Ansel Easton Adams werd in 1902 geboren in San Francisco. Als getalenteerd pianist twijfelde hij lang over een carrière in de muziek. Een vakantie met zijn ouders in Yosemite Valley, in 1916, stuurde zijn leven echter een andere kant op. Overweldigd door het indrukwekkende landschap maakte hij er zijn eerste foto’s. Deze ervaring bleek goed voor een levenslange inspiratie en liefde voor de Sierra Nevada, de bergketen aan de oostgrens van Californië. Bovendien zette het hem op het spoor van de fotografie. In 1920 werd hij lid van de Sierra Club, de organisatie die zich onder leiding van naturalist John Muir had opgeworpen als beschermer van het 600 kilometer lange berggebied (zie Amerika 2002/01).

Zijn eerste foto’s publiceerde hij in 1922 in het verenigingsblad. In de zomermaanden, als de Sierra Club-leden lange wandeltochten maakten door de bergen, volgde Adams hen als officiële fotograaf.
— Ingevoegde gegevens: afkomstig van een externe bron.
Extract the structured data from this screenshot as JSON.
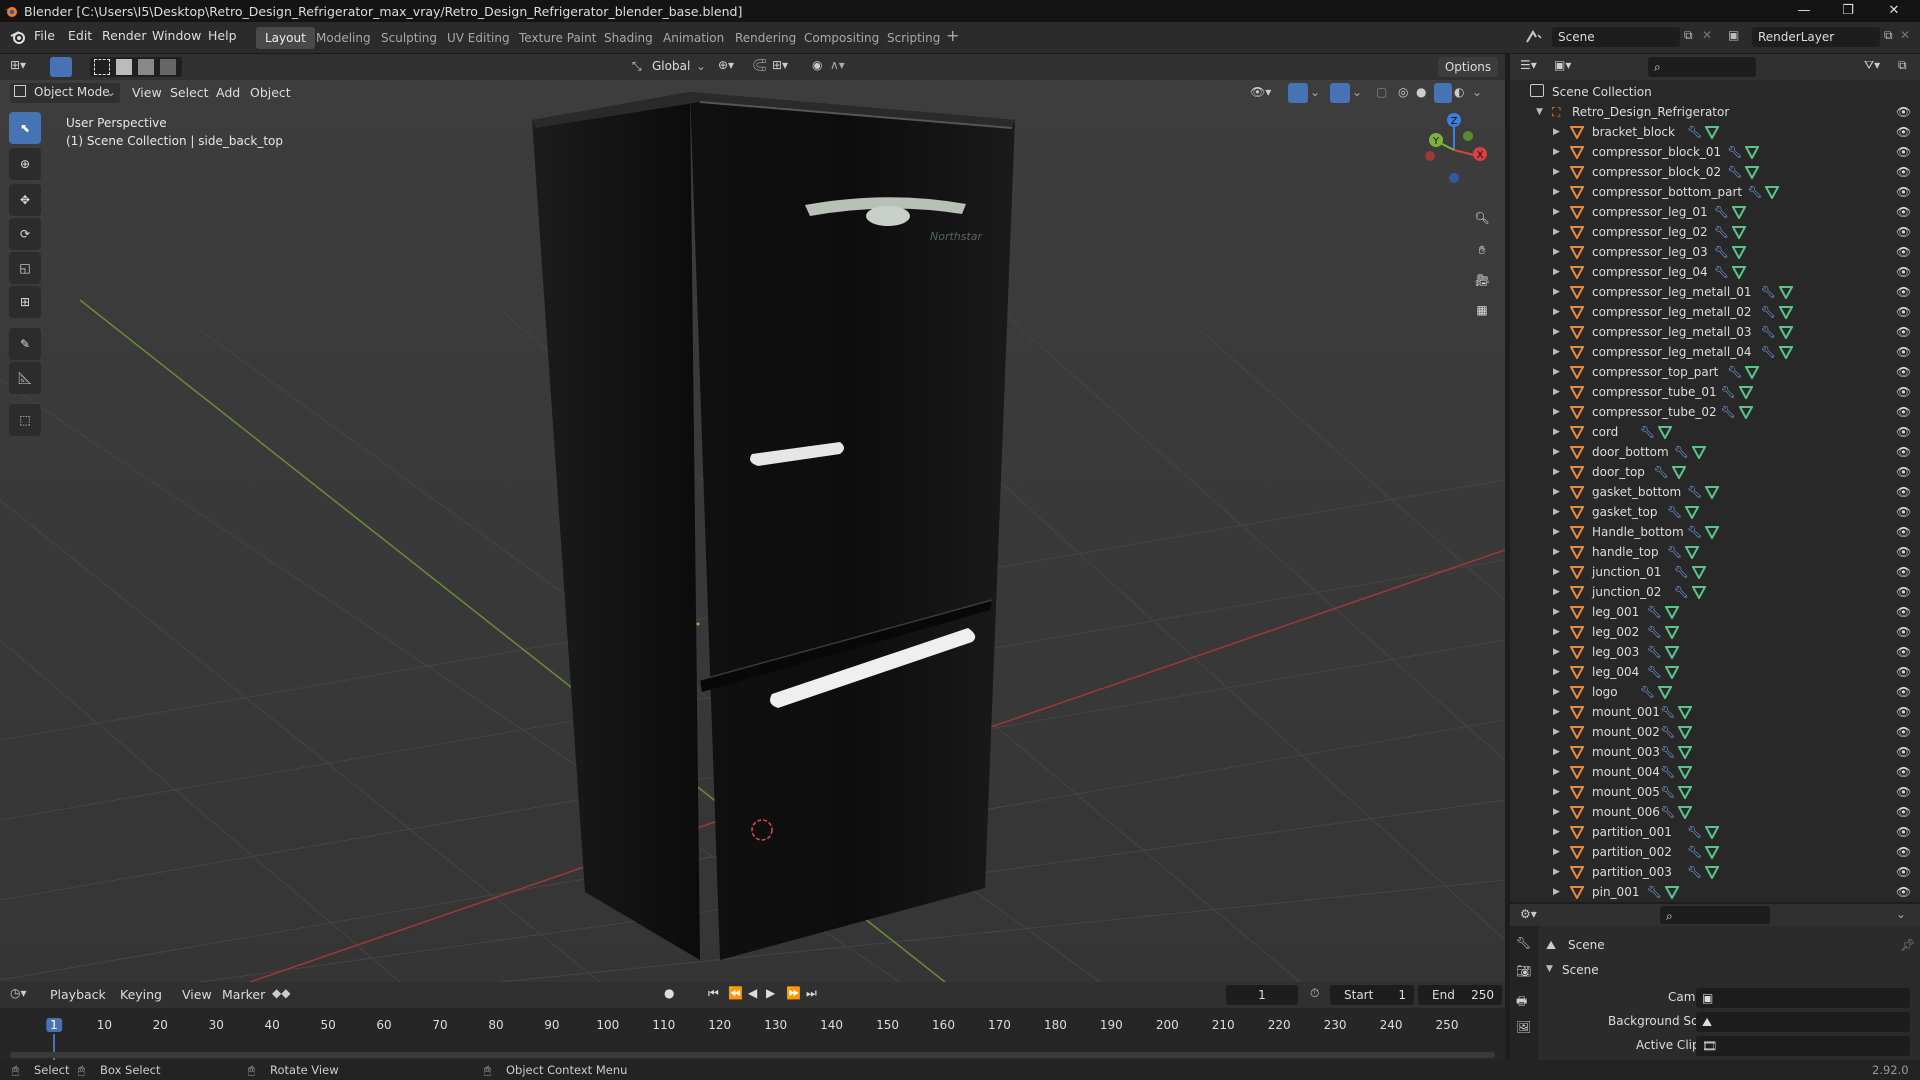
{
  "window": {
    "title": "Blender [C:\\Users\\I5\\Desktop\\Retro_Design_Refrigerator_max_vray/Retro_Design_Refrigerator_blender_base.blend]",
    "controls": [
      "—",
      "❐",
      "✕"
    ]
  },
  "menubar": [
    "File",
    "Edit",
    "Render",
    "Window",
    "Help"
  ],
  "workspaces": [
    "Layout",
    "Modeling",
    "Sculpting",
    "UV Editing",
    "Texture Paint",
    "Shading",
    "Animation",
    "Rendering",
    "Compositing",
    "Scripting"
  ],
  "active_workspace": "Layout",
  "scene_field": "Scene",
  "renderlayer_field": "RenderLayer",
  "toolbar": {
    "transform_orientation": "Global",
    "options_label": "Options"
  },
  "viewport": {
    "mode": "Object Mode",
    "menus": [
      "View",
      "Select",
      "Add",
      "Object"
    ],
    "info_line1": "User Perspective",
    "info_line2": "(1) Scene Collection | side_back_top",
    "gizmo_axes": [
      "Z",
      "Y",
      "X"
    ],
    "logo_text": "Northstar"
  },
  "outliner": {
    "root": "Scene Collection",
    "collection": "Retro_Design_Refrigerator",
    "items": [
      "bracket_block",
      "compressor_block_01",
      "compressor_block_02",
      "compressor_bottom_part",
      "compressor_leg_01",
      "compressor_leg_02",
      "compressor_leg_03",
      "compressor_leg_04",
      "compressor_leg_metall_01",
      "compressor_leg_metall_02",
      "compressor_leg_metall_03",
      "compressor_leg_metall_04",
      "compressor_top_part",
      "compressor_tube_01",
      "compressor_tube_02",
      "cord",
      "door_bottom",
      "door_top",
      "gasket_bottom",
      "gasket_top",
      "Handle_bottom",
      "handle_top",
      "junction_01",
      "junction_02",
      "leg_001",
      "leg_002",
      "leg_003",
      "leg_004",
      "logo",
      "mount_001",
      "mount_002",
      "mount_003",
      "mount_004",
      "mount_005",
      "mount_006",
      "partition_001",
      "partition_002",
      "partition_003",
      "pin_001"
    ]
  },
  "properties": {
    "context": "Scene",
    "panel": "Scene",
    "fields": [
      {
        "label": "Camera",
        "value": ""
      },
      {
        "label": "Background Scene",
        "value": ""
      },
      {
        "label": "Active Clip",
        "value": ""
      }
    ],
    "version": "2.92.0"
  },
  "timeline": {
    "menus": [
      "Playback",
      "Keying",
      "View",
      "Marker"
    ],
    "current_frame": "1",
    "start_label": "Start",
    "start_value": "1",
    "end_label": "End",
    "end_value": "250",
    "ticks": [
      "1",
      "10",
      "20",
      "30",
      "40",
      "50",
      "60",
      "70",
      "80",
      "90",
      "100",
      "110",
      "120",
      "130",
      "140",
      "150",
      "160",
      "170",
      "180",
      "190",
      "200",
      "210",
      "220",
      "230",
      "240",
      "250"
    ]
  },
  "statusbar": {
    "select": "Select",
    "box_select": "Box Select",
    "rotate_view": "Rotate View",
    "context_menu": "Object Context Menu"
  },
  "colors": {
    "accent": "#4772b3",
    "mesh_icon": "#e88a3a",
    "data_icon": "#58c48a",
    "x_axis": "#d9403f",
    "y_axis": "#7fb23a",
    "z_axis": "#3d7ee0"
  }
}
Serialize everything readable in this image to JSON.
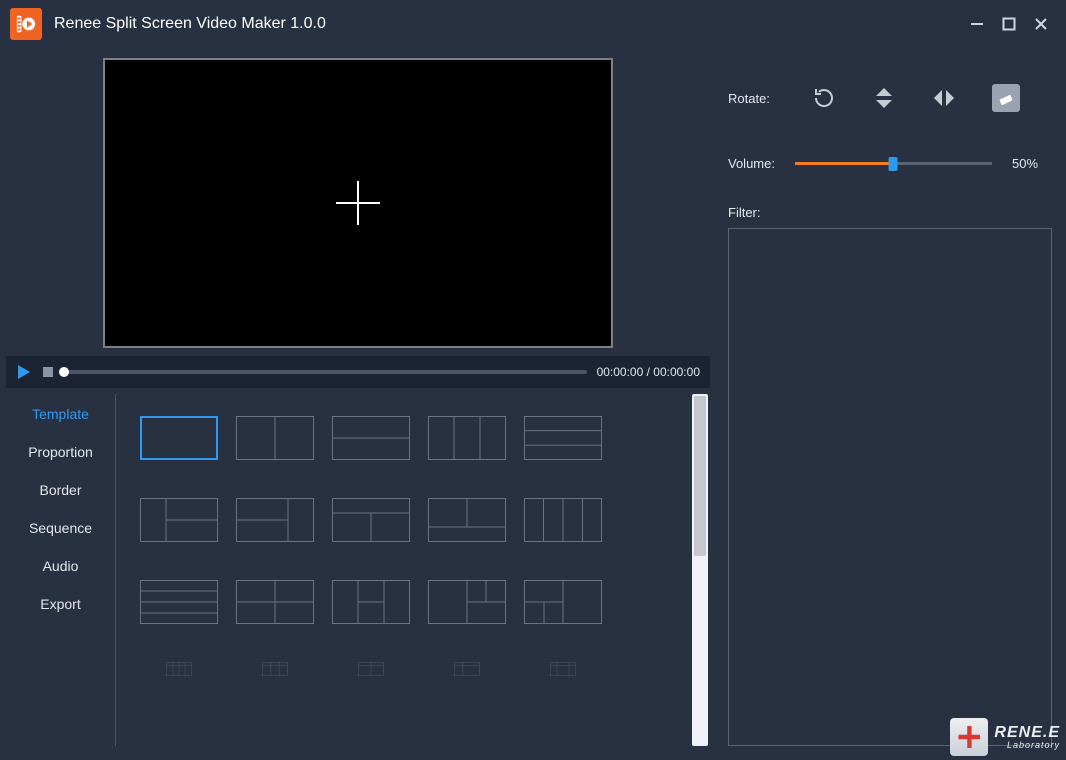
{
  "titlebar": {
    "title": "Renee Split Screen Video Maker 1.0.0"
  },
  "playback": {
    "time": "00:00:00 / 00:00:00"
  },
  "tabs": {
    "items": [
      {
        "label": "Template",
        "active": true
      },
      {
        "label": "Proportion",
        "active": false
      },
      {
        "label": "Border",
        "active": false
      },
      {
        "label": "Sequence",
        "active": false
      },
      {
        "label": "Audio",
        "active": false
      },
      {
        "label": "Export",
        "active": false
      }
    ]
  },
  "right": {
    "rotate_label": "Rotate:",
    "volume_label": "Volume:",
    "volume_value": "50%",
    "filter_label": "Filter:"
  },
  "brand": {
    "line1": "RENE.E",
    "line2": "Laboratory"
  }
}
Zo leerde hij Yosemite, Sequioa, Mount Rainier en Glacier National Park kennen, gebieden waar hij tot zijn dood jaarlijks naar zou terugkeren.

Als autodidact ontwikkelde Adams al in de jaren twintig zijn concept van ‘visualisatie’. Een foto wordt niet genomen, stelde hij, maar zorgvuldig geconstrueerd. De fotograaf moet de opname al op zijn netvlies hebben vóór hij afdrukt. Later zou Adams deze visie uitwerken in zijn ‘zone-systeem’, een complexe methode waarmee hij, met behulp van een lichtmeter, nauwkeurig kon bepalen welke grijstinten er op een zwartwitfoto te zien zouden zijn.

Fotografie als kunstvorm

In 1927 ontmoette Adams de verzekeringsmagnaat Albert M. Bender. Bender stimuleerde hem een aantal van zijn foto’s te publiceren, wat hij deed onder de titel Parmelian Prints of the High Sierra. Een van de foto’s was Monolith, The Face of Half Dome. Hiermee wist hij de aandacht op zich te vestigen. Een ontmoeting met de New Yorkse fotograaf Paul Strand, in 1930, deed Adams definitief kiezen voor de fotografie. Strand liet hem enkele van zijn recente negatieven zien, die Adams ervan overtuigden dat fotografie als kunstvorm op zichzelf kon staan.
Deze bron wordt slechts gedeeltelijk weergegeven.